In the car, in the parking lot, in broad daylight - he threw himself onto me, clamped his mouth on mine (so I couldn't speak) and raped me.
I couldn't speak, so I couldn't say "no," or scream. It happened very quickly - less than a minute. I wonder how many women he did this to?
I was young at the time. Scared. I was certain nobody would believe me, and that gets to part two of my thread.... why don't we speak up?
"Why don't women speak out?" Once you're past the shock of the attack, there's a second flash of knowledge that passes through your mind...
A mental calculation that a lot of women will recognize. It is composed of many parts.
1. Uncertainty
2. Fear
3. Shame
4. Embarrassment
"Did he really rape me? Or was it somehow my fault?"
I was in shock when I was raped.
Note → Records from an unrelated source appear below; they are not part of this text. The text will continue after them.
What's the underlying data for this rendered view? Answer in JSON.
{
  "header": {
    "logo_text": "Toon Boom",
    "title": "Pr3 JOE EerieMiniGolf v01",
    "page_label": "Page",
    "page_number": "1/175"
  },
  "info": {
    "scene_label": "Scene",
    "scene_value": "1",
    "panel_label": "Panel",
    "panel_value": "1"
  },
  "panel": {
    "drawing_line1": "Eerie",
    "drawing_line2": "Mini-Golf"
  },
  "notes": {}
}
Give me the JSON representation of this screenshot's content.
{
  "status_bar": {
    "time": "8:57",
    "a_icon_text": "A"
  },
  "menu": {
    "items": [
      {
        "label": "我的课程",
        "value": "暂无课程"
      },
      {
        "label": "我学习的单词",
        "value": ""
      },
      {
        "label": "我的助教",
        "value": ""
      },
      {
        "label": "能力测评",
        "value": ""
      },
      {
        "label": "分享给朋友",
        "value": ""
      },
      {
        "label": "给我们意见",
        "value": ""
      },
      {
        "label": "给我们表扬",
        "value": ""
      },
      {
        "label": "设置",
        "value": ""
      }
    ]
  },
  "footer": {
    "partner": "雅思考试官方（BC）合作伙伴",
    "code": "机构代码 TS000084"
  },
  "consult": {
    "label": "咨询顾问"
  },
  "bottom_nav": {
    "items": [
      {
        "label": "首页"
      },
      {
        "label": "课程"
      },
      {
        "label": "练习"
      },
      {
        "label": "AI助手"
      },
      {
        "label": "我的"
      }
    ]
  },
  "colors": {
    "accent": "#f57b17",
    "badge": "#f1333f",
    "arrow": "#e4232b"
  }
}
I didn't fight because it happened so quickly.
"I couldn't say no - does it still count as rape?"
He clamped his mouth over mine so I couldn't speak, and held me down with his body.
So you doubt yourself. The shock of it immobilizes you, and MEN KNOW THAT. RAPISTS KNOW THAT. They count on it!! But it gets worse...
Even with the shock, even with your mouth covered and body held down, people will STILL BLAME YOU INSTEAD OF THE RAPIST. And you know it.
And of course, you know that he'll say it was consensual, since you were in the car with him, and you didn't "say no." He'll be "wounded."
Men will believe him, because too many of them are also guilty of similar acts, even if they are much smaller in degree...
Women will believe him for whatever reason. We're brainwashed. Everything is our fault. Or we feel guilty because it happened to us once....
And we don't want to be reminded of it. Or be reminded that it can happen... there are a lot of reasons we blame each other.
And some, reading about my experiences, will shudder and think to themselves "has she no shame? No pride?" That's how they bind us.
Embarrassment. Fear. Shame. Nobody will believe you. They'll tear up your life to make you look guilty. You must have brought it on yourself
They'll shame you for having the courage to speak out. They'll shame you for coming forward. They'll shame you for NOT coming forward.
Because the abusers, the molesters, the catcallers, the rapists, the sexual assaulters, the flashers, the peepers, the gropers... the men...
The MEN. They stick together. They blame you, shame you, attack you.... and they stick together. This is how they get away with it all.
And women? We let them, because in that moment of clarity, when a man attacks... you know you have two choices, and you must weigh them.
1. Can I get through this? Can I just get over it, and keep my silence?
2. Or do I speak up, and watch them ruin my life?
I grew up in the era when women had few rights, and were taught "Don't rock the boat." I didn't rock it, for a long time.
I suffered in silence, for decades. Dealt with the attacks. But I no longer feel that way - I have been flipping the boat. Fuck silence.
Silence allows them to continue to attack us. It allows them to get away with it.

Do not misunderstand me, though....
I'm speaking for myself, and for women who have reached the same level of... whatever you want to call it. Some are not ready, yet.
Some women cannot speak up, just yet, for all the reasons I have listed. I'd be the last person to attack them for it. I get it.
But I will not be silent. I will not assist the abuse in any way.

Every women (or person who is abused) has to make their own decisions.
To my last point:

TO THE GOOD MEN OUT THERE: PLEASE SPEAK UP, ESPECIALLY FOR THOSE WHO CANNOT. DO NOT JUST SIT AND WATCH IT HAPPEN.
If you're a man watching other men cat-calling, intimidating women, or whatever, do not consider yourself "good" if you are silent.
If you see it and do not speak up, YOU ARE JUST AS BAD AS THOSE WHO COMMIT THESE ACTS.

TRUST ME.
One more thing:

If sexual abuse is not rampant, why does it take multiple women to come forward before anyone believes?
ONE WOMAN SHOULD BE ALL IT TAKES.

Innocent until proven guilty, yes - but when do women get that benefit of the doubt, too?